In some cases, the report stated, some landlords have illegally evicted their previous tenants.

It was found that out of 27 survey responses from short-term rental operators in the city, there were seven people who admitted primary motivation for renting short-term was a previous negative experience as a landlord — with tenants and with the provincial Residential Tenancy Branch.

Another complaint was the inability to collect on monetary judgments if tenants leave the province.

“The lack of efficient recourse tools and enforcement of any resulting judgment appears to be an explicit cause of the depletion of the rental market,” the city report stated. “Many landlords see no reason to continue.”

One short-term rental operator described “Airbnb” — one of the major providers of the online short-term rental service — as “better quality renters, fewer headaches, better money (almost double money). And I retain control of how my rentals are furnished and look which prevents them from becoming run-down.”

However, the rights of tenants are not served by the tenancy dispute resolution system currently in place, the report continued, with evictions due to conversion from rental to short-term rental have occurred in the city.

Although evictions for the purpose of converting to short-term rental are prohibited by provincial law, the tenant’s plight is difficult and costly both in terms of time and money to fight the move.

“With a reportedly long backlog of two to three months, tenants are faced with the impossibility of enforcing their rights before being evicted,” the report stated.

But the province’s Civil Resolution Tribunal is a web-based, “24/7” dispute resolution system expected to handle dispute resolution for small claims of up to $25,000 as well as strata disputes.

It is heralded to give people a choice on how, when and where to resolve disputes — when it launches later this year — and will improve access to justice in resolution of disputes “fairly, quickly and affordably.”
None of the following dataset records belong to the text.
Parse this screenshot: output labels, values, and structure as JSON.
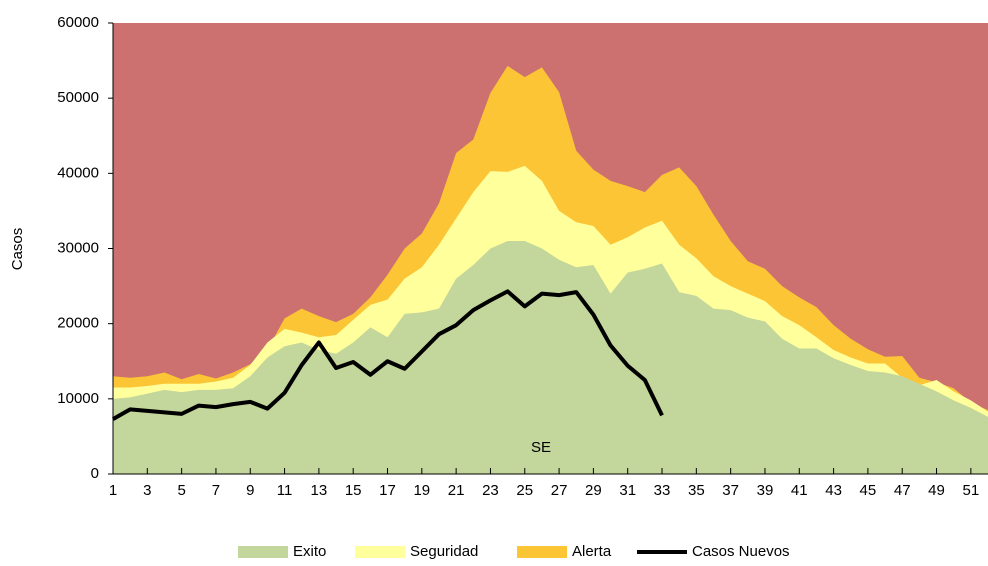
{
  "chart_data": {
    "type": "area",
    "background": "#cd7070",
    "xlabel": "SE",
    "ylabel": "Casos",
    "x": [
      1,
      2,
      3,
      4,
      5,
      6,
      7,
      8,
      9,
      10,
      11,
      12,
      13,
      14,
      15,
      16,
      17,
      18,
      19,
      20,
      21,
      22,
      23,
      24,
      25,
      26,
      27,
      28,
      29,
      30,
      31,
      32,
      33,
      34,
      35,
      36,
      37,
      38,
      39,
      40,
      41,
      42,
      43,
      44,
      45,
      46,
      47,
      48,
      49,
      50,
      51,
      52
    ],
    "xlim": [
      1,
      52
    ],
    "xticks": [
      1,
      3,
      5,
      7,
      9,
      11,
      13,
      15,
      17,
      19,
      21,
      23,
      25,
      27,
      29,
      31,
      33,
      35,
      37,
      39,
      41,
      43,
      45,
      47,
      49,
      51
    ],
    "ylim": [
      0,
      60000
    ],
    "yticks": [
      0,
      10000,
      20000,
      30000,
      40000,
      50000,
      60000
    ],
    "series": [
      {
        "name": "Alerta",
        "type": "area",
        "color": "#fbc535",
        "values": [
          13000,
          12800,
          13000,
          13500,
          12600,
          13300,
          12700,
          13500,
          14600,
          16500,
          20700,
          22000,
          21000,
          20200,
          21300,
          23500,
          26500,
          30000,
          32000,
          36000,
          42700,
          44500,
          50700,
          54300,
          52800,
          54100,
          50800,
          43000,
          40500,
          39000,
          38300,
          37500,
          39800,
          40800,
          38300,
          34500,
          31000,
          28300,
          27300,
          25000,
          23500,
          22200,
          19800,
          18000,
          16600,
          15600,
          15700,
          12800,
          12200,
          11400,
          9500,
          8500
        ]
      },
      {
        "name": "Seguridad",
        "type": "area",
        "color": "#ffff9c",
        "values": [
          11500,
          11500,
          11700,
          12000,
          12000,
          12000,
          12300,
          12800,
          14500,
          17500,
          19300,
          18800,
          18200,
          18500,
          20500,
          22500,
          23200,
          26000,
          27500,
          30500,
          34000,
          37500,
          40300,
          40200,
          41000,
          39000,
          35000,
          33500,
          33000,
          30500,
          31500,
          32800,
          33700,
          30500,
          28700,
          26300,
          25000,
          24000,
          23000,
          21000,
          19800,
          18200,
          16500,
          15500,
          14700,
          14700,
          12800,
          11800,
          12500,
          11000,
          9800,
          8300
        ]
      },
      {
        "name": "Exito",
        "type": "area",
        "color": "#c3d69b",
        "values": [
          10000,
          10200,
          10700,
          11200,
          10900,
          11200,
          11200,
          11400,
          13000,
          15500,
          17000,
          17500,
          16500,
          16000,
          17500,
          19500,
          18200,
          21300,
          21500,
          22000,
          26000,
          27800,
          30000,
          31000,
          31000,
          30000,
          28500,
          27500,
          27800,
          24000,
          26800,
          27300,
          28000,
          24200,
          23700,
          22000,
          21800,
          20800,
          20300,
          18000,
          16700,
          16700,
          15400,
          14500,
          13700,
          13500,
          13000,
          12000,
          11000,
          9800,
          8800,
          7600
        ]
      },
      {
        "name": "Casos Nuevos",
        "type": "line",
        "color": "#000000",
        "values": [
          7300,
          8600,
          8400,
          8200,
          8000,
          9100,
          8900,
          9300,
          9600,
          8700,
          10800,
          14500,
          17500,
          14100,
          14900,
          13200,
          15000,
          14000,
          16300,
          18600,
          19800,
          21800,
          23100,
          24300,
          22300,
          24000,
          23800,
          24200,
          21200,
          17100,
          14400,
          12500,
          7800,
          null,
          null,
          null,
          null,
          null,
          null,
          null,
          null,
          null,
          null,
          null,
          null,
          null,
          null,
          null,
          null,
          null,
          null,
          null
        ]
      }
    ],
    "legend_order": [
      2,
      1,
      0,
      3
    ]
  }
}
But the service is not being made available to tenant-landlord disputes, even though many tenancy grievances are of a similar nature to strata disputes, “particularly when a tenant alleges an impending wrongful eviction or might relocate outside of the province to avoid enforcement.”

With more than 150 beds for rent at Airbnb for Nelson the service has become one of the largest providers of short-term accommodation in the city.

But the unregulated, unlicensed accommodation providers have several advantages over licensed business: less overhead, less red tape, lower safety standards, less insurance.

One man and his family affected by the proliferation of Airbnb’s in Nelson — who appeared before council in April on the issue — said families and low wage earners are moving away from town because they can’t afford to live here.

In 2012 the UBCM adopted a resolution to “increase effectiveness and accessibility of the residential tenancy dispute resolutions process.” At that time, the minister responsible for Housing indicated that the “province has no plans to change the enforcement process” and that the current Residential Tenancy Act sufficed.

“This resolution recommendation represents only one piece of re-incentivizing tenancy in a changing economy,” wrote city manager of development services, Pam Mierau, in the report to council.

Like short-term rental regulation, incentivizing is only one policy update required to sustain and replenish Nelson’s rental stock, she stated.

The resolution will now be carried forth to the UBCM annual general meeting for provincial-level debate, held in Victoria from Sept. 28-30.